Dalam sebuah rapat kinerja timnas pasca Piala Dunia 2018, sebuah badan organisasi sepakbola mengadakan evaluasi besar-besaran. Seorang staf baru mengatakan bahwa revolusi besar-besaran bukan hanya harus terjadi di dapur organisasi, namun juga dalam sektor pelatih.
Namun, dengan santainya, ketua badan tersebut dengan pikiran kolot dan buta akan sepakbola berkata, “kenapa harus revolusi? Toh sepakbola hanyalah sekadar bisnis belaka”. Dengan menopang kepala dalam sebuah forum, jawaban tersebut tentu akan membakar siapapun yang menggantungkan kehidupan dalam sepakbola.
Tenang, cuplikan cerita di atas bukan berasal dari rapat tuan dan puan petinggi PSSI yang terhormat.
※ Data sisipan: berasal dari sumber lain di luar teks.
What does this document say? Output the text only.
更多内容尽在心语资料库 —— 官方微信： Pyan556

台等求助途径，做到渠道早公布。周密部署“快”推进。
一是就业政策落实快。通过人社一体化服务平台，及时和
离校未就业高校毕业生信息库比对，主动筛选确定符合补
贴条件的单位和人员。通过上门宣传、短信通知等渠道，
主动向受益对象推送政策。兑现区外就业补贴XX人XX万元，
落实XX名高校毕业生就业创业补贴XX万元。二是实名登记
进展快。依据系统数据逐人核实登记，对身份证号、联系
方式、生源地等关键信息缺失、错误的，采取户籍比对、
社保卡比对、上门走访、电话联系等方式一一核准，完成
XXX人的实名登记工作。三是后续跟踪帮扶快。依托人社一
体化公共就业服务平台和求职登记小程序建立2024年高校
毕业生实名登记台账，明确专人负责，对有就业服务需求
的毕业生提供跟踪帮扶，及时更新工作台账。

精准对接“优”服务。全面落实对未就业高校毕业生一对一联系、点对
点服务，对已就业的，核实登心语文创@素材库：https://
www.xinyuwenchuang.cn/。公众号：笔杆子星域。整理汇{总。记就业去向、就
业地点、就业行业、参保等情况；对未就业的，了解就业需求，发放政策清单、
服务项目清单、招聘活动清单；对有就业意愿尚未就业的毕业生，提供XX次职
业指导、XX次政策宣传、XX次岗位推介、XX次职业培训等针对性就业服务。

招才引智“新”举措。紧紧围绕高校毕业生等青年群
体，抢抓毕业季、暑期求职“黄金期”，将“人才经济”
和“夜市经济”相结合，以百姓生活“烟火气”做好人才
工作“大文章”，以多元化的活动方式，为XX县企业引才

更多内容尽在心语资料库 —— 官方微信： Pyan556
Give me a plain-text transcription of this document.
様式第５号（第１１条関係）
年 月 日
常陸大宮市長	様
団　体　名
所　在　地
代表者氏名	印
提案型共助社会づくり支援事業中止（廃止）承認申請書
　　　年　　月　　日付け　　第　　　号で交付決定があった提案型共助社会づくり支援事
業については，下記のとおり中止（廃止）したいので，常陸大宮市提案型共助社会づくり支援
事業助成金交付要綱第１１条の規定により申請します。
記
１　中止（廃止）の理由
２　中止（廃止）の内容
Jangan kan rapat evaluasi kegagalan di enam belas besar Piala Dunia, mengalahkan Thailand saja masih terlampau berat. Apa yang mau dirapatkan? Evaluasi (selalu) kalah ketika melawan Malaysia?
Terlepas dari guyonan prestasi PSSI, dua paragraf pertama adalah cuplikan dari manga Blue Lock. Sebuah manga olahraga karya Kaneshiro Muneyuki dan digambarkan oleh Yuusuke Nomura. Satu dapur dengan Eden Zero dan Fire Force yang diudarakan oleh Weekly Shonen Magazine Kodansha.
Manga ini berpremis sangat unik dalam mengusung tema sepakbola. Ketika kita tenggelam dalam Tsubasa-sentris, manga ini keluar dari trek magis menuju realistis. Memparodikan kinerja JFA dan Timnas Jepang pasca Piala Dunia 2018, merombak seluruh staf kepelatihan Timnas Jepang dan mencari striker murni untuk tulang punggung Piala Dunia 2022.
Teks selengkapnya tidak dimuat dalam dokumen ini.